As mentioned in my last post, I believe that organizations that are committed to the values of openness (as reflected in their governance) and practice the principles of openness (as reflected in their daily operations), are more likely to reliably and naturally develop revenue models that take advantage of openness and create open services and products. This is just a feeling, but it is based on some observation.  For example, I have seen evidence that the commitment to open and transparent governance in the WikiEducator, OER Foundation, and OERu communities is resulting in a natural impulse toward consistent open practice and production. I have also seen practice in which Pat Masson at UMassOnline has created expectations for open practice applying elements of the Openness Index within his work environment. The commitment to open values I believe has notably resulted in a strong bias toward open practice like the Learning Platform Review project at UMass. I apologize to Pat and Wayne for calling attention to them (without asking) by referencing their work, but these are the examples in practice that have me thinking about how open cultures promote the creation of open processes and open artifacts. I am guessing that each of us has positive and negative examples as well.

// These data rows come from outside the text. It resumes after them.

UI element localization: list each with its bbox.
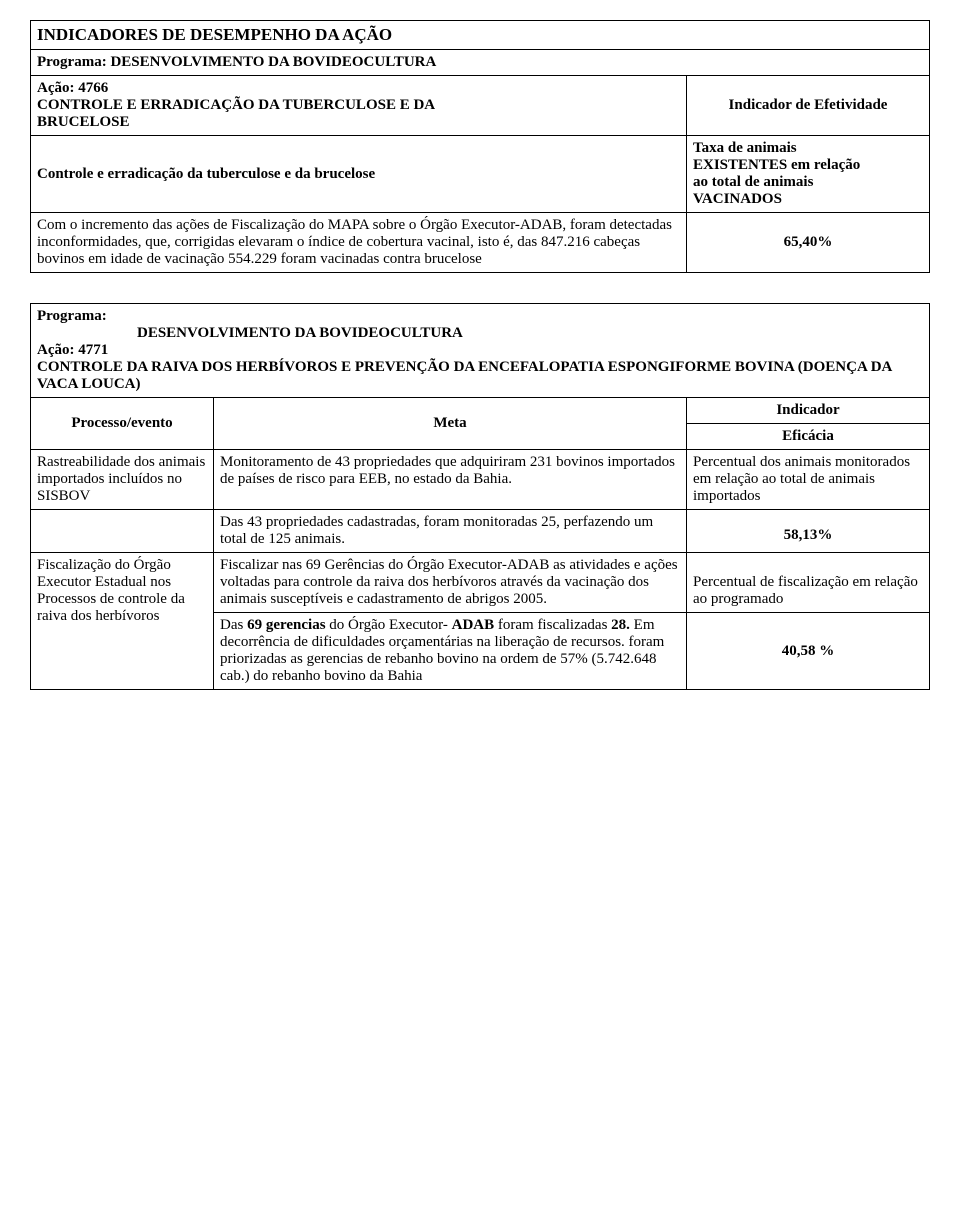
program-label: Programa: — [37, 54, 110, 70]
program-name: DESENVOLVIMENTO DA BOVIDEOCULTURA — [110, 54, 436, 70]
row3-proc: Fiscalização do Órgão Executor Estadual … — [31, 553, 214, 690]
row3-ind: Percentual de fiscalização em relação ao… — [687, 553, 930, 613]
action-name-2: CONTROLE DA RAIVA DOS HERBÍVOROS E PREVE… — [37, 359, 892, 392]
taxa-l4: VACINADOS — [693, 191, 782, 207]
taxa-l1: Taxa de animais — [693, 140, 797, 156]
taxa-cell: Taxa de animais EXISTENTES em relação ao… — [687, 136, 930, 213]
indicator-header-2: Indicador — [687, 398, 930, 424]
row2-meta: Das 43 propriedades cadastradas, foram m… — [214, 510, 687, 553]
row4-pre: Das — [220, 617, 247, 633]
proc-header: Processo/evento — [31, 398, 214, 450]
row1-meta: Monitoramento de 43 propriedades que adq… — [214, 450, 687, 510]
action-cell: Ação: 4766 CONTROLE E ERRADICAÇÃO DA TUB… — [31, 76, 687, 136]
row4-b1: 69 gerencias — [247, 617, 325, 633]
taxa-l2: EXISTENTES em relação — [693, 157, 860, 173]
program-label-2: Programa: — [37, 308, 107, 324]
row4-meta: Das 69 gerencias do Órgão Executor- ADAB… — [214, 613, 687, 690]
row4-mid2: foram fiscalizadas — [494, 617, 611, 633]
row3-meta: Fiscalizar nas 69 Gerências do Órgão Exe… — [214, 553, 687, 613]
action-code-2: 4771 — [78, 342, 108, 358]
action-name-l2: BRUCELOSE — [37, 114, 130, 130]
row4-b3: 28. — [611, 617, 630, 633]
meta-header: Meta — [214, 398, 687, 450]
program-row-2: Programa: DESENVOLVIMENTO DA BOVIDEOCULT… — [31, 304, 930, 398]
row4-mid1: do Órgão Executor- — [326, 617, 452, 633]
program-row-1: Programa: DESENVOLVIMENTO DA BOVIDEOCULT… — [31, 50, 930, 76]
row2-value: 58,13% — [687, 510, 930, 553]
action-code: 4766 — [78, 80, 108, 96]
indicator-header: Indicador de Efetividade — [687, 76, 930, 136]
value-cell: 65,40% — [687, 213, 930, 273]
program-name-2: DESENVOLVIMENTO DA BOVIDEOCULTURA — [137, 325, 463, 341]
title-indicadores: INDICADORES DE DESEMPENHO DA AÇÃO — [31, 21, 930, 50]
table-indicadores-acao: INDICADORES DE DESEMPENHO DA AÇÃO Progra… — [30, 20, 930, 273]
eficacia-header: Eficácia — [687, 424, 930, 450]
action-name-l1: CONTROLE E ERRADICAÇÃO DA TUBERCULOSE E … — [37, 97, 435, 113]
control-label: Controle e erradicação da tuberculose e … — [31, 136, 687, 213]
row2-proc-empty — [31, 510, 214, 553]
action-label: Ação: — [37, 80, 78, 96]
row4-b2: ADAB — [452, 617, 495, 633]
taxa-l3: ao total de animais — [693, 174, 813, 190]
row4-value: 40,58 % — [687, 613, 930, 690]
row1-proc: Rastreabilidade dos animais importados i… — [31, 450, 214, 510]
body-text-cell: Com o incremento das ações de Fiscalizaç… — [31, 213, 687, 273]
action-label-2: Ação: — [37, 342, 78, 358]
row1-ind: Percentual dos animais monitorados em re… — [687, 450, 930, 510]
table-programa-raiva: Programa: DESENVOLVIMENTO DA BOVIDEOCULT… — [30, 303, 930, 690]
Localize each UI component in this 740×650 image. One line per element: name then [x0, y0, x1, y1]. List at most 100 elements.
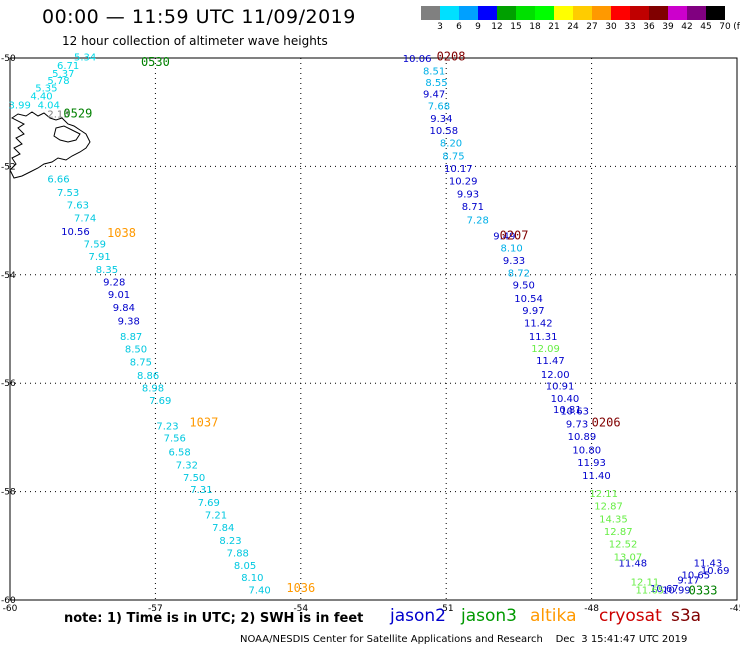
wave-height-label: 7.88: [227, 549, 249, 560]
legend-tick: 45: [700, 22, 712, 32]
legend-swatch: [440, 6, 459, 20]
legend-swatch: [497, 6, 516, 20]
legend-swatch: [421, 6, 440, 20]
wave-height-label: 9.47: [423, 90, 445, 101]
satellite-legend-item: jason2: [390, 606, 446, 626]
wave-height-label: 3.99: [9, 100, 31, 111]
y-tick-label: -58: [1, 488, 16, 498]
wave-height-label: 6.58: [169, 447, 191, 458]
footer-note: note: 1) Time is in UTC; 2) SWH is in fe…: [64, 611, 364, 626]
wave-height-label: 9.33: [503, 256, 525, 267]
x-tick-label: -48: [584, 604, 599, 614]
legend-swatch: [649, 6, 668, 20]
wave-height-label: 9.73: [566, 420, 588, 431]
wave-height-label: 7.59: [84, 240, 106, 251]
wave-height-label: 5.37: [52, 69, 74, 80]
island-outline-east: [53, 125, 81, 143]
track-label: 1038: [107, 226, 136, 240]
wave-height-label: 8.75: [130, 357, 152, 368]
legend-tick: 6: [456, 22, 462, 32]
legend-tick: 30: [605, 22, 617, 32]
x-tick-label: -60: [3, 604, 18, 614]
legend-swatch: [573, 6, 592, 20]
track-label: 0530: [141, 55, 170, 69]
track-label: 0207: [500, 229, 529, 243]
wave-height-label: 11.42: [524, 318, 553, 329]
wave-height-label: 7.74: [74, 214, 96, 225]
legend-tick: 27: [586, 22, 598, 32]
wave-height-label: 6.66: [47, 175, 69, 186]
wave-height-label: 7.31: [190, 485, 212, 496]
track-label: 0206: [592, 416, 621, 430]
legend-tick: (ft): [733, 22, 740, 32]
legend-swatch: [516, 6, 535, 20]
wave-height-label: 11.31: [529, 332, 558, 343]
wave-height-label: 10.65: [681, 570, 710, 581]
wave-height-label: 7.91: [89, 252, 111, 263]
legend-tick: 9: [475, 22, 481, 32]
satellite-legend-item: jason3: [461, 606, 517, 626]
wave-height-label: 9.49: [493, 232, 515, 243]
wave-height-label: 9.97: [522, 306, 544, 317]
wave-height-label: 8.20: [440, 138, 462, 149]
legend-tick: 12: [491, 22, 503, 32]
wave-height-label: 10.80: [572, 446, 601, 457]
wave-height-label: 8.50: [125, 344, 147, 355]
wave-height-label: 5.34: [74, 53, 96, 64]
wave-height-label: 5.78: [47, 76, 69, 87]
wave-height-label: 9.17: [677, 576, 699, 587]
wave-height-label: 7.53: [57, 188, 79, 199]
wave-height-label: 12.00: [541, 370, 570, 381]
wave-height-label: 7.69: [149, 396, 171, 407]
wave-height-label: 10.58: [429, 126, 458, 137]
wave-height-label: 12.11: [589, 489, 618, 500]
y-tick-label: -56: [1, 379, 16, 389]
wave-height-label: 7.21: [205, 511, 227, 522]
wave-height-label: 9.01: [108, 290, 130, 301]
wave-height-label: 13.07: [614, 552, 643, 563]
wave-height-label: 5.35: [35, 84, 57, 95]
legend-swatch: [535, 6, 554, 20]
legend-swatch: [478, 6, 497, 20]
x-tick-label: -57: [148, 604, 163, 614]
wave-height-label: 7.56: [164, 434, 186, 445]
wave-height-label: 12.87: [604, 527, 633, 538]
wave-height-label: 12.09: [531, 344, 560, 355]
x-tick-label: -54: [293, 604, 308, 614]
wave-height-label: 4.40: [30, 92, 52, 103]
wave-height-label: 8.35: [96, 265, 118, 276]
axes: -60 -57 -54 -51 -48 -45 -50 -52 -54 -56 -58 -60: [1, 54, 740, 614]
legend-swatch: [668, 6, 687, 20]
legend-tick: 33: [624, 22, 636, 32]
wave-height-label: 8.87: [120, 332, 142, 343]
satellite-legend-item: s3a: [671, 606, 702, 626]
y-tick-label: -54: [1, 271, 16, 281]
wave-height-label: 9.34: [430, 114, 452, 125]
data-labels: 5.346.715.375.785.354.404.04 3.99 2.13 6.66…: [9, 53, 730, 597]
wave-height-label: 11.40: [582, 471, 611, 482]
track-label: 0208: [437, 50, 466, 64]
track-label: 0529: [63, 107, 92, 121]
y-tick-label: -60: [1, 596, 16, 606]
wave-height-label: 10.06: [403, 54, 432, 65]
wave-height-label: 7.32: [176, 460, 198, 471]
wave-height-label: 9.28: [103, 278, 125, 289]
wave-height-label: 9.93: [457, 189, 479, 200]
wave-height-label: 7.84: [212, 523, 234, 534]
wave-height-label: 9.50: [513, 280, 535, 291]
wave-height-label: 10.69: [701, 566, 730, 577]
wave-height-label: 11.93: [577, 458, 606, 469]
wave-height-label: 10.99: [662, 585, 691, 596]
island-outline: [9, 111, 91, 179]
wave-height-label: 8.10: [241, 573, 263, 584]
legend-swatch: [630, 6, 649, 20]
satellite-legend-item: altika: [530, 606, 577, 626]
wave-height-label: 8.72: [508, 268, 530, 279]
wave-height-label: 8.75: [442, 151, 464, 162]
wave-height-label: 12.87: [594, 501, 623, 512]
legend-swatch: [459, 6, 478, 20]
credit-line: NOAA/NESDIS Center for Satellite Applica…: [240, 634, 688, 645]
wave-height-label: 7.50: [183, 473, 205, 484]
wave-height-label: 8.23: [219, 536, 241, 547]
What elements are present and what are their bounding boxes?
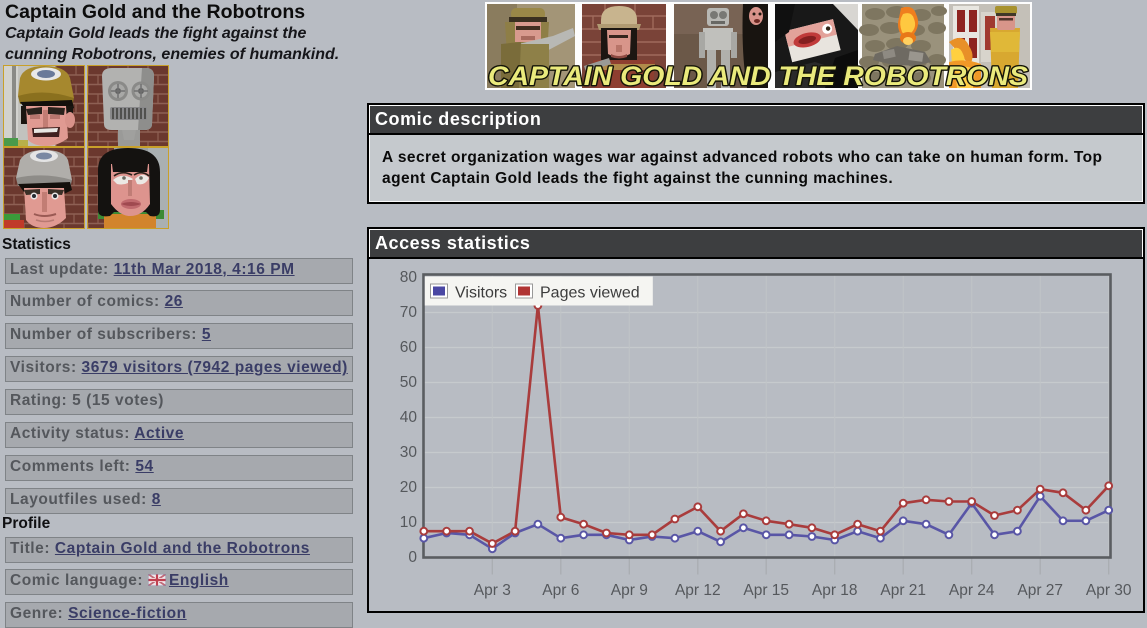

I am not suggesting that closed organizations cannot produce open artifacts, I am though suggesting that open organizations will do so naturally and are more likely to do so consistently with fidelity. Their understanding and conscience dictates so. And as a practical matter, if I were depending on an organization to reliably adhere to the principles of openness with their products, I would want them to do so as part of a larger pattern. It is my feeling that the products of organizations reflect something of the culture of the producer, and I believe that is why projects like the Openness Index are so important. They help organizations to develop patterns of openness that are reproduced in everything they create, nurture, touch, and influence, which will have a sort of an enduring multiplier effect even if it is just through contact. This is very similar to my thoughts about latent pattern transmission as it applies to colleges and universities. Universities, like other types of organizations have culturally embedded values that become part of everything they offer and create, bridging past and future by influencing the present with teaching, research, and service. If we want a society that values openness, then we want colleges and universities that do as well and that practice openness. I think that tools like the Openness Index and forums like the Educause Openness CG group, the Jasig 2-3-98 project, WikiEducator, the Creative Commons and many others are of practical importance for all of us.